Times Colonist

Autoworker­s union celebrates breakthrou­gh win in Tennessee

- DAVID KOENIG

The United Auto Workers’ overwhelmi­ng election victory at a Volkswagen plant in Tennessee has given the union hope that it can make broader inroads in the U.S. South, the least unionized part of the country.

The UAW won 73 per cent of the vote at VW after losing elections in 2014 and 2019. It was the union’s first win in a Southern U.S. assembly plant owned by a foreign automaker.

Union president Shawn Fain said the pundits all told him that the UAW couldn’t win in the South. “But you all said: ‘Watch this,’ ” he told a cheering group of VW organizers at a union hall in Chattanoog­a, Tennessee, on Friday night, when the UAW victory was clear. “You guys are leading the way. We’re going to carry this fight on to Mercedes and everywhere else.”

However, the UAW is likely to face a tougher test as it tries to represent workers at two Mercedes-Benz plants in Tuscaloosa, Alabama. A five-day election is scheduled to start May 13, and the union’s campaign has already become heated.

The UAW has accused the German carmaker of violating U.S. and German labour laws with aggressive anti-union tactics, which the company denies.

“They are going to have a much harder road in work sites where they are going to face aggressive management resistance and even community resistance than they faced in Chattanoog­a,” said Harry Katz, a labour-relations professor at Cornell University. “VW management did not aggressive­ly seek to avoid unionizati­on. Mercedes is going to be a good test. It’s the deeper South.”

Last year, the UAW announced a drive to represent nearly 150,000 workers at non-union factories largely in the South. The union is targeting U.S. plants run by Toyota, Honda, Hyundai, Nissan, Subaru, Mazda, Volkswagen, Mercedes, BMW and Volvo, along with factories operated by electric-vehicle makers Tesla, Rivian and Lucid. The union’s last defeat at VW in Chattanoog­a came at a low-water mark — in the middle of a federal investigat­ion into bribery and embezzleme­nt under a previous president.

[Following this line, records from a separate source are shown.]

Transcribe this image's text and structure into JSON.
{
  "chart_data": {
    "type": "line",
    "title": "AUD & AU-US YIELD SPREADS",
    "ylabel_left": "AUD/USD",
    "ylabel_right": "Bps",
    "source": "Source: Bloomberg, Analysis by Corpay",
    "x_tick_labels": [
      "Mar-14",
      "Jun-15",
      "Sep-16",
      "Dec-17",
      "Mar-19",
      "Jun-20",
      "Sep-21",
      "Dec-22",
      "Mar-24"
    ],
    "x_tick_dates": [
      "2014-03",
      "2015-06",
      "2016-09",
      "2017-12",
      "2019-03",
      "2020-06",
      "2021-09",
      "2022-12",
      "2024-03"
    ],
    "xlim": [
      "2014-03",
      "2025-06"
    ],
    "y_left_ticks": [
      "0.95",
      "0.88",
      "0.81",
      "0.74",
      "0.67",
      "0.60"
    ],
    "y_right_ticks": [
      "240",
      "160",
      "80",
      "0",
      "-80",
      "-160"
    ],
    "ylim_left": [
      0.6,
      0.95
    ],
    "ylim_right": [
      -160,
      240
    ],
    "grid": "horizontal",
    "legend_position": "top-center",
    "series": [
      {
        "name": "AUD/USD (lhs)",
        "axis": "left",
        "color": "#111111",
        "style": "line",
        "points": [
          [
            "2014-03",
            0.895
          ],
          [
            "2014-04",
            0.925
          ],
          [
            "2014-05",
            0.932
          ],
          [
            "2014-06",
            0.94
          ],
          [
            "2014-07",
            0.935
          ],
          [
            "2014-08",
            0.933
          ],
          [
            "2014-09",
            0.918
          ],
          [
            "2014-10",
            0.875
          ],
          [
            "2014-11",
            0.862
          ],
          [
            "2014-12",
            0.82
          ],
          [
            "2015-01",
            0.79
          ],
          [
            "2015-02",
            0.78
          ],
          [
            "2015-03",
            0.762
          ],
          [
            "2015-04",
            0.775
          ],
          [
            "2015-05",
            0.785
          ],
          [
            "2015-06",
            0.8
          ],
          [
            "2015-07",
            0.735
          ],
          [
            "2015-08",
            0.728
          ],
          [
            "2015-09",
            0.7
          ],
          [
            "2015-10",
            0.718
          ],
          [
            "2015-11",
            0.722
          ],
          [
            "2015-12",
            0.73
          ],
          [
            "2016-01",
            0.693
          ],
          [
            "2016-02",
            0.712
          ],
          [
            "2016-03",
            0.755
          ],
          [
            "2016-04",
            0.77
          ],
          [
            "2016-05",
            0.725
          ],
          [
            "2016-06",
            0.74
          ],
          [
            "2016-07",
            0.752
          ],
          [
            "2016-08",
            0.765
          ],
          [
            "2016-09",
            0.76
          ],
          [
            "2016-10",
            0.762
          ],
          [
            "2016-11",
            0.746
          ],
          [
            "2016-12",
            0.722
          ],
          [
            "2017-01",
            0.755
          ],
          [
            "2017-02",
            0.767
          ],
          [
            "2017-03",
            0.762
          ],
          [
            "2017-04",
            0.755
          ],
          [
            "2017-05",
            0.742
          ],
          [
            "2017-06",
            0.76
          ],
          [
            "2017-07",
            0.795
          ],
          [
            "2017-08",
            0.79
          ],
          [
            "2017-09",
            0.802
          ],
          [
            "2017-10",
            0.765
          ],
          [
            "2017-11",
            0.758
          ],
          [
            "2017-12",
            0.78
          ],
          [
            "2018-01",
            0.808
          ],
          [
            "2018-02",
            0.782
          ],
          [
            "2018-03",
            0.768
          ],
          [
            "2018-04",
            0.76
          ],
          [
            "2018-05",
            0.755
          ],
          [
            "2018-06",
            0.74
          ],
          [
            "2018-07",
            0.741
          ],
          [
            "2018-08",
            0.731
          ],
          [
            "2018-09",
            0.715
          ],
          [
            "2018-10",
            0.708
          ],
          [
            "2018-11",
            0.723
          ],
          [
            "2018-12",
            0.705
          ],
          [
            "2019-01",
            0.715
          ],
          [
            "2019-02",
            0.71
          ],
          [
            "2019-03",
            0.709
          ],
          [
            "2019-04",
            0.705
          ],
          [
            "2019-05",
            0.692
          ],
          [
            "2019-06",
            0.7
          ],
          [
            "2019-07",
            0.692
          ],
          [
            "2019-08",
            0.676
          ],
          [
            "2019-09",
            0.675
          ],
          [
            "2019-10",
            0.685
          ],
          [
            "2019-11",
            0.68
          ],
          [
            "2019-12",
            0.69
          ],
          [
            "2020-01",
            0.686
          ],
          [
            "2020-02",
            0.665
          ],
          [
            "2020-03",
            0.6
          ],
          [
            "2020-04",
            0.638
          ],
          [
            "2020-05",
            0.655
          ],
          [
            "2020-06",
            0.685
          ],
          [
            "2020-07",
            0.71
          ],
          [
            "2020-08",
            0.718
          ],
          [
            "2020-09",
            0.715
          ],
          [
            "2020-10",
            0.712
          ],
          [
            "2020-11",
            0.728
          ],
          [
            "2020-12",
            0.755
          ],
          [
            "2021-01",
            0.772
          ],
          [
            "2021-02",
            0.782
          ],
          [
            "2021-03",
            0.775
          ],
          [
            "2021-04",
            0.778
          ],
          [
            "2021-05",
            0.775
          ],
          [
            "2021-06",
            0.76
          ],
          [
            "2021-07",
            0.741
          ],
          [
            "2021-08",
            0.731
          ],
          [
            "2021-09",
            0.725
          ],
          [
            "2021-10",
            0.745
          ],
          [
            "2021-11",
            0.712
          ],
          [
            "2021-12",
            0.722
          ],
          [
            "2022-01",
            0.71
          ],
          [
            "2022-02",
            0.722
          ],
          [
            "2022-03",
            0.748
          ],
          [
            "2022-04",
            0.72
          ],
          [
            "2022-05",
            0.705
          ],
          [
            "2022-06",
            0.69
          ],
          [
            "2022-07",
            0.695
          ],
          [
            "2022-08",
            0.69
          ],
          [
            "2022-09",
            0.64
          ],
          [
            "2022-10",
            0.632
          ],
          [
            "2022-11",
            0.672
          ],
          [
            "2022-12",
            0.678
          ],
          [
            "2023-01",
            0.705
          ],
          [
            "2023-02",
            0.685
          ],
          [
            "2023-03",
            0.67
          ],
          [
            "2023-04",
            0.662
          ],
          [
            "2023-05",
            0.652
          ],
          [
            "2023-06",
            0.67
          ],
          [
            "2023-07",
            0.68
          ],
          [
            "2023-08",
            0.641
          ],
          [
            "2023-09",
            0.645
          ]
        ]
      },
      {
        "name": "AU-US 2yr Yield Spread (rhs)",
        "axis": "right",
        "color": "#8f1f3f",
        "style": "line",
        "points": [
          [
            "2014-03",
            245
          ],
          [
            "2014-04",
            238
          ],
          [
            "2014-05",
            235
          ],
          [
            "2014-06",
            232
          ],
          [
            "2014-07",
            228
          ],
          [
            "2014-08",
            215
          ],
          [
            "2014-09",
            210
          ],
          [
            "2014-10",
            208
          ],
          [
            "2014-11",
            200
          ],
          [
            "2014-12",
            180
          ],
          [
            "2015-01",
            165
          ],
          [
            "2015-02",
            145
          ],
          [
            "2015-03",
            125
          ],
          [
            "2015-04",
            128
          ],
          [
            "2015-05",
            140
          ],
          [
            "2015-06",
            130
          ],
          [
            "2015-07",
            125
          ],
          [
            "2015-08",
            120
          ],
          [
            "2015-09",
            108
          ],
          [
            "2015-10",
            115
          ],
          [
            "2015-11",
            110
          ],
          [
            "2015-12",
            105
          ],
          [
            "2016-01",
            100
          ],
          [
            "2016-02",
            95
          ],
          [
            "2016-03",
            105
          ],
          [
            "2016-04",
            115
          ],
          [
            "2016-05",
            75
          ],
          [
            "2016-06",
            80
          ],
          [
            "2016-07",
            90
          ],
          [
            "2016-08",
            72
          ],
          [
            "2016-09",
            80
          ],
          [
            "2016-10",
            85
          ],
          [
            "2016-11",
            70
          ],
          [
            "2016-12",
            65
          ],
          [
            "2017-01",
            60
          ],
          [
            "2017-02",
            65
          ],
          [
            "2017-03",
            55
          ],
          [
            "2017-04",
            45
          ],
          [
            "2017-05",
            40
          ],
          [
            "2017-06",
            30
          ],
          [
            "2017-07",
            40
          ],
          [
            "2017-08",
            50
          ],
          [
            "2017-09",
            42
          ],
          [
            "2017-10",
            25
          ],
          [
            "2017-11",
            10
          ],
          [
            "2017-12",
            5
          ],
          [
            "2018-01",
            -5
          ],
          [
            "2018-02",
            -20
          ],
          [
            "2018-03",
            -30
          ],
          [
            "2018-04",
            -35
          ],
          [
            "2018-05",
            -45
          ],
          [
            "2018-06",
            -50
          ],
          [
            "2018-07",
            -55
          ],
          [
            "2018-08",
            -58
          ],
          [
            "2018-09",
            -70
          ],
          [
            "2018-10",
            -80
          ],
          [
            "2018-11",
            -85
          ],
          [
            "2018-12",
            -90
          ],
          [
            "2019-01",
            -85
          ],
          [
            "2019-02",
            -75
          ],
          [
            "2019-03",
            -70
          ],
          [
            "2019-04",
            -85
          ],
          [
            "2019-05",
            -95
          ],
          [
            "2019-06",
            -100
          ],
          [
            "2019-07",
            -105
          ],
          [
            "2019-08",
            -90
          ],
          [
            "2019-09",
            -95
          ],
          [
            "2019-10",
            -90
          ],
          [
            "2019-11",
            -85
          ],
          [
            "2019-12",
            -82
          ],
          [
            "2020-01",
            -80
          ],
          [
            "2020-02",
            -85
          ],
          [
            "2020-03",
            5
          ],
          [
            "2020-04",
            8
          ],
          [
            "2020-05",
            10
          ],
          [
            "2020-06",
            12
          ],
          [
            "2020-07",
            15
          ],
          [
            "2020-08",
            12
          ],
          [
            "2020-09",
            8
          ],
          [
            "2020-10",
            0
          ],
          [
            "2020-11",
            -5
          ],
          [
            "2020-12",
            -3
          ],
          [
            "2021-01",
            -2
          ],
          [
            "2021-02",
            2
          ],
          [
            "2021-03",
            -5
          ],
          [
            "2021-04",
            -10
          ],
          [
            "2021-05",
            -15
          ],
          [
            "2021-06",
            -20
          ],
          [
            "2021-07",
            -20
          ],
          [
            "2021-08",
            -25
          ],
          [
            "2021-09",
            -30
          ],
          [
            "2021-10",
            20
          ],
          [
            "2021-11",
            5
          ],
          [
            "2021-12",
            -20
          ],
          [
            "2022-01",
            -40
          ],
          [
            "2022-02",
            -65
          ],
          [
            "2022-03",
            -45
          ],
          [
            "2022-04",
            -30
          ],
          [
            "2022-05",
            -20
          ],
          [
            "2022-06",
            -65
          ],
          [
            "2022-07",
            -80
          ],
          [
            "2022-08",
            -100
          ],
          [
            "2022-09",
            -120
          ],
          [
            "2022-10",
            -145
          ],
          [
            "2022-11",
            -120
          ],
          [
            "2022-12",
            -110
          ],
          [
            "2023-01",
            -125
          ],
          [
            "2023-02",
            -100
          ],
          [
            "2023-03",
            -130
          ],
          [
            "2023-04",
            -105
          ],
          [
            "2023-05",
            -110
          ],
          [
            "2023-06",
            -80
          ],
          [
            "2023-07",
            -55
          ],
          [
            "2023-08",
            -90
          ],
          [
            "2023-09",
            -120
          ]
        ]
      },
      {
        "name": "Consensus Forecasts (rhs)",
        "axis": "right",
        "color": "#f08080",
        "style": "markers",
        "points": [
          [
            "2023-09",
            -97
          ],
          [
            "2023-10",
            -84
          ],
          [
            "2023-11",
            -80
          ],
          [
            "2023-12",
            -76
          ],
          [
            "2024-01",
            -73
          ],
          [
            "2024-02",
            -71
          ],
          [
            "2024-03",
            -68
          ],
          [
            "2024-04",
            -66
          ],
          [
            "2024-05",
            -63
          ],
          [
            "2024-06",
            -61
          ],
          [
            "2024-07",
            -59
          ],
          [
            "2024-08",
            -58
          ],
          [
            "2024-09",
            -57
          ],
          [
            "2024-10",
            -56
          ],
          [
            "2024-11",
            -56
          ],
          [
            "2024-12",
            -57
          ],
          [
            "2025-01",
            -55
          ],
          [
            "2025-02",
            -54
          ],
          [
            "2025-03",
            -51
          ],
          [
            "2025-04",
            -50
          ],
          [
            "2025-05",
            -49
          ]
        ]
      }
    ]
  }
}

Marick Masters, a business professor at Wayne State University in Detroit who studies the UAW, said the union flipped the script by installing new leadership, touting the rich contracts it won last year from Detroit automakers after strikes at targeted factories, and exploiting a climate that is now more favourable to unions. He said the union was also adept at translatin­g signed pro-union authorizat­ion cards into votes — partly by pushing for a quick election.

“Now the public and media eyes are going to be on Chattanoog­a and how quickly the UAW can translate this into a contract,” he said. If the union can’t quickly get a good contract, it risks losing some of the momentum it gained with Friday’s election win, he said.

Unions in other industries are already moving ahead with organizing campaigns in the South and trying to learn from the UAW’s playbook.

The Associatio­n of Flight Attendants, which has tried and failed to win over cabin crews at Atlanta-based Delta Air Lines, hopes to collect enough signatures to force another election at Delta by year end. The union’s president, Sara Nelson, said she was not surprised at the UAW win after strikes that led to record contracts last year.